The volunteer crew from RNLI Longhope were on a routine training session in Scapa Flow this morning when they encountered a pod of approximately six orca, who provided an unexpected but amazing display alongside the boat.
It’s Sunday morning and, while the rest of the world is sleeping, our volunteer lifeboat crew were up and out on one of the regular training exercises that are so important in ensuring that we can continue our commitment to saving lives at sea.
Imagine their surprise when, off the coast of St Margaret’s Hope, Orkney, they encountered a pod of around six orca who treated them to a fantastic and prolonged display. The orca, who were from the ’65 pod’ and included ‘Busta’ the bull, are regular visitors to the Orkney Islands.
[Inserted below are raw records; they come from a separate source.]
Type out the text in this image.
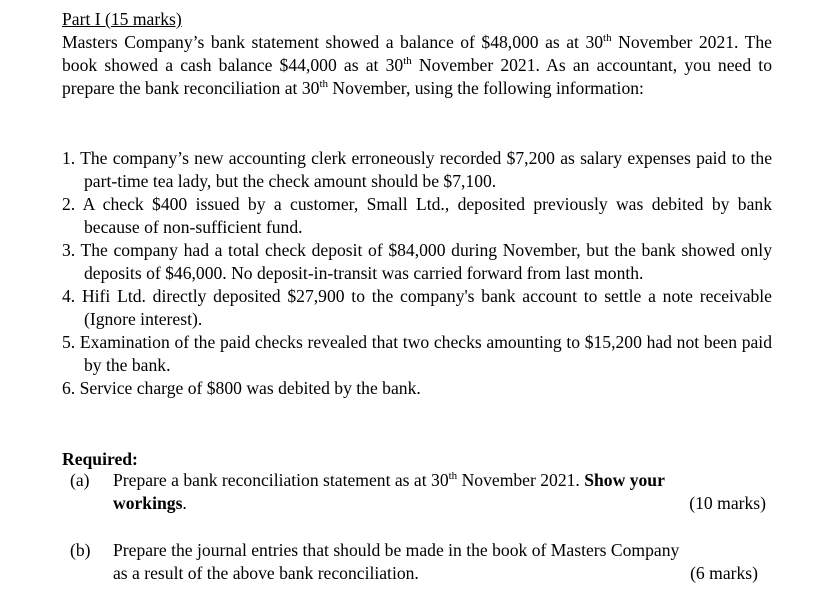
Part I (15 marks)
Masters Company’s bank statement showed a balance of $48,000 as at 30th November 2021. The book showed a cash balance $44,000 as at 30th November 2021. As an accountant, you need to prepare the bank reconciliation at 30th November, using the following information:

1. The company’s new accounting clerk erroneously recorded $7,200 as salary expenses paid to the part-time tea lady, but the check amount should be $7,100.

2. A check $400 issued by a customer, Small Ltd., deposited previously was debited by bank because of non-sufficient fund.

3. The company had a total check deposit of $84,000 during November, but the bank showed only deposits of $46,000. No deposit-in-transit was carried forward from last month.

4. Hifi Ltd. directly deposited $27,900 to the company's bank account to settle a note receivable (Ignore interest).

5. Examination of the paid checks revealed that two checks amounting to $15,200 had not been paid by the bank.

6. Service charge of $800 was debited by the bank.

Required:
(a) Prepare a bank reconciliation statement as at 30th November 2021. Show your
workings.	(10 marks)
(b) Prepare the journal entries that should be made in the book of Masters Company
as a result of the above bank reconciliation.	(6 marks)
Trainee Navigator, Alan Mackinnon said, ‘It was an amazing encounter. There were about six orca including a calf and a bull. They were swimming around and under the boat, tail slapping and jumping in the air. They gave us a brilliant acrobatic display.
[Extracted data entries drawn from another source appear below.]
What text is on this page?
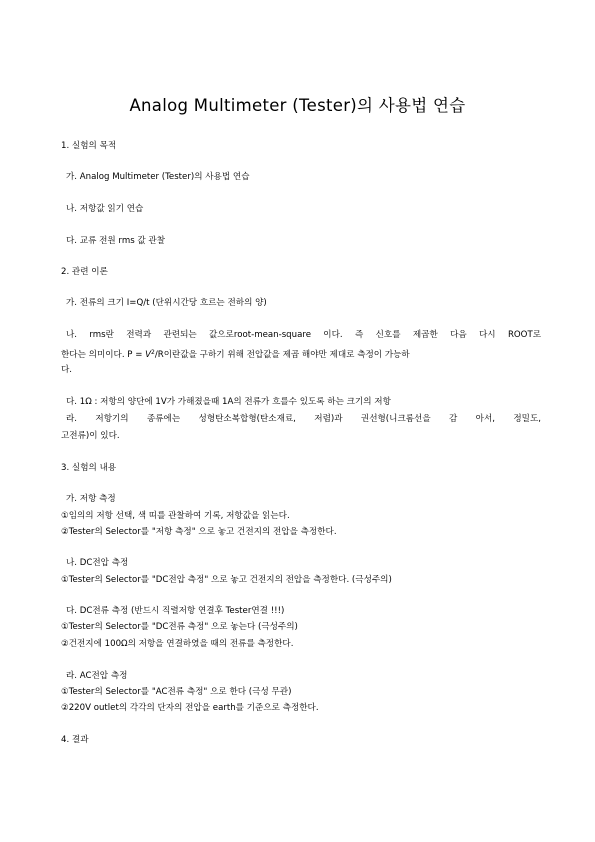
Analog Multimeter (Tester)의 사용법 연습
1. 실험의 목적
가. Analog Multimeter (Tester)의 사용법 연습
나. 저항값 읽기 연습
다. 교류 전원 rms 값 관찰
2. 관련 이론
가. 전류의 크기 I=Q/t (단위시간당 흐르는 전하의 양)
나. rms란 전력과 관련되는 값으로root-mean-square 이다. 즉 신호를 제곱한 다음 다시 ROOT로
한다는 의미이다. $P = V^2/R$이란값을 구하기 위해 전압값을 제곱 해야만 제대로 측정이 가능하
다.
다. 1Ω : 저항의 양단에 1V가 가해졌을때 1A의 전류가 흐를수 있도록 하는 크기의 저항
라. 저항기의 종류에는 성형탄소복합형(탄소재료, 저렴)과 권선형(니크롬선을 감 아서, 정밀도,
고전류)이 있다.
3. 실험의 내용
가. 저항 측정
①임의의 저항 선택, 색 띠를 관찰하여 기록, 저항값을 읽는다.
②Tester의 Selector를 "저항 측정" 으로 놓고 건전지의 전압을 측정한다.
나. DC전압 측정
①Tester의 Selector를 "DC전압 측정" 으로 놓고 건전지의 전압을 측정한다. (극성주의)
다. DC전류 측정 (반드시 직렬저항 연결후 Tester연결 !!!)
①Tester의 Selector를 "DC전류 측정" 으로 놓는다 (극성주의)
②건전지에 100Ω의 저항을 연결하였을 때의 전류를 측정한다.
라. AC전압 측정
①Tester의 Selector를 "AC전류 측정" 으로 한다 (극성 무관)
②220V outlet의 각각의 단자의 전압을 earth를 기준으로 측정한다.
4. 결과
‘To see these majestic creatures up close, and in their natural environment, was an absolute privilege and an experience that I will never forget.’
Key facts about the RNLI
The RNLI charity saves lives at sea. Its volunteers provide a 24-hour search and rescue service around the United Kingdom and Republic of Ireland coasts. The RNLI operates 238 lifeboat stations in the UK and Ireland and more than 240 lifeguard units on beaches around the UK and Channel Islands. The RNLI is independent of Coastguard and government and depends on voluntary donations and legacies to maintain its rescue service. Since the RNLI was founded in 1824, its lifeboat crews and lifeguards have saved over 142,700 lives.